>>4423767>I remember someone saying that Korean is copypaste of japanese, but they skipped all the retarded parts like 3 different ways of writing etc.It's more like this: both Japan and Korea (or Yamato and Goryeo) had their own flavors of retarded adaptations of Chinese for a long time. Eventually Korea was like "What if we had a writing system that matched our spoken language, and was super easy for the common man to learn, because literacy is cool?"
On the other hand, Japan was like "Naw it's cool just fuck our shit up", but then some aristocratic women kept writing cursive and eventually it became accepted as its own thing, separate from the wannabe-Chinese. Someone asked "Wait doesn't that make things more complicated?" and the other Heian aristocrats responded "Where do you think we are?"

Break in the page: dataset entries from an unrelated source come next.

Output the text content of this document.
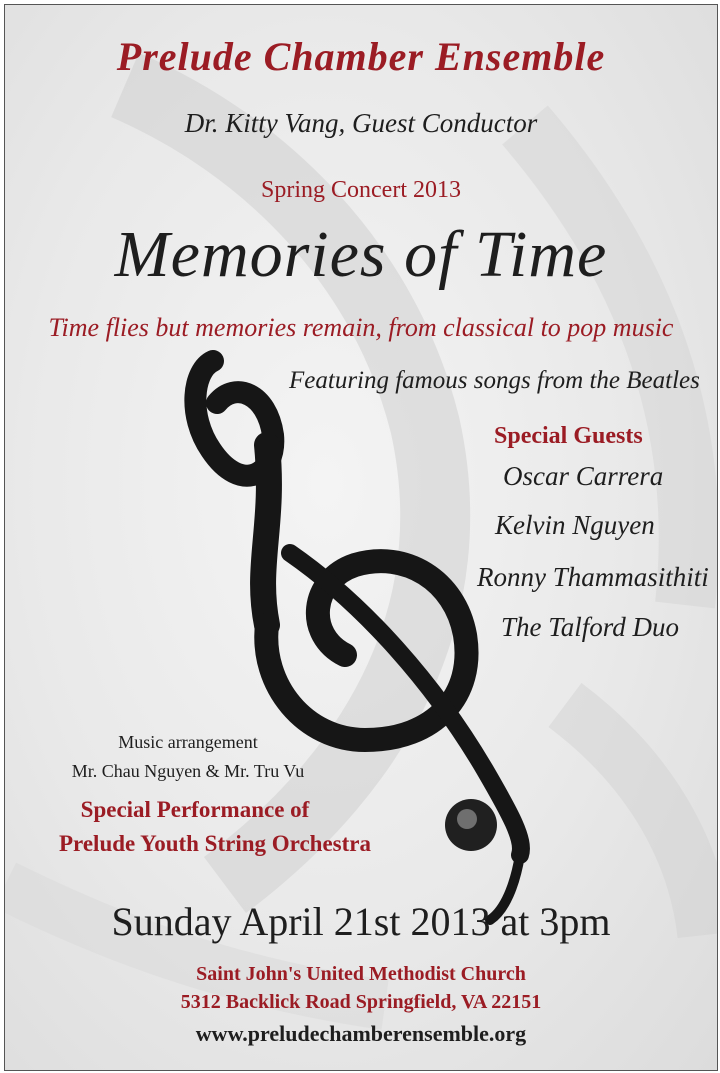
Prelude Chamber Ensemble
Dr. Kitty Vang, Guest Conductor
Spring Concert 2013
Memories of Time
Time flies but memories remain, from classical to pop music
Featuring famous songs from the Beatles
Special Guests
Oscar Carrera
Kelvin Nguyen
Ronny Thammasithiti
The Talford Duo
Music arrangement
Mr. Chau Nguyen & Mr. Tru Vu
Special Performance of
Prelude Youth String Orchestra
Sunday April 21st 2013 at 3pm
Saint John's United Methodist Church
5312 Backlick Road Springfield, VA 22151
www.preludechamberensemble.org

I'm misrepresenting it slightly, because the Japanese "Wait doesn't that..." adaptation of kana happened over a few centuries, prior to 1100 (about?), and the Korean "What if we fixed it?" happened in the 1400's. So Korea put up with their retarded adaption of Chinese for longer before fixing it, whereas Japan went about making things more complicated as soon as they could. Sasuga Nihon.
Korean reading and writing is way easier to pick up initially, but the grammar is still as bullshit as Japanese, but that does me if you know Japanese already it is a leg up (and vice versa). Then as
>>4423799 said, there is still a residual vocabulary root in Chinese that helps to be aware of if you want to get advanced.
>>4426283As a Burger who has picked up two other languages to functional levels, I am always ashamed at how my fellow Americans perceive what it is like to know another language.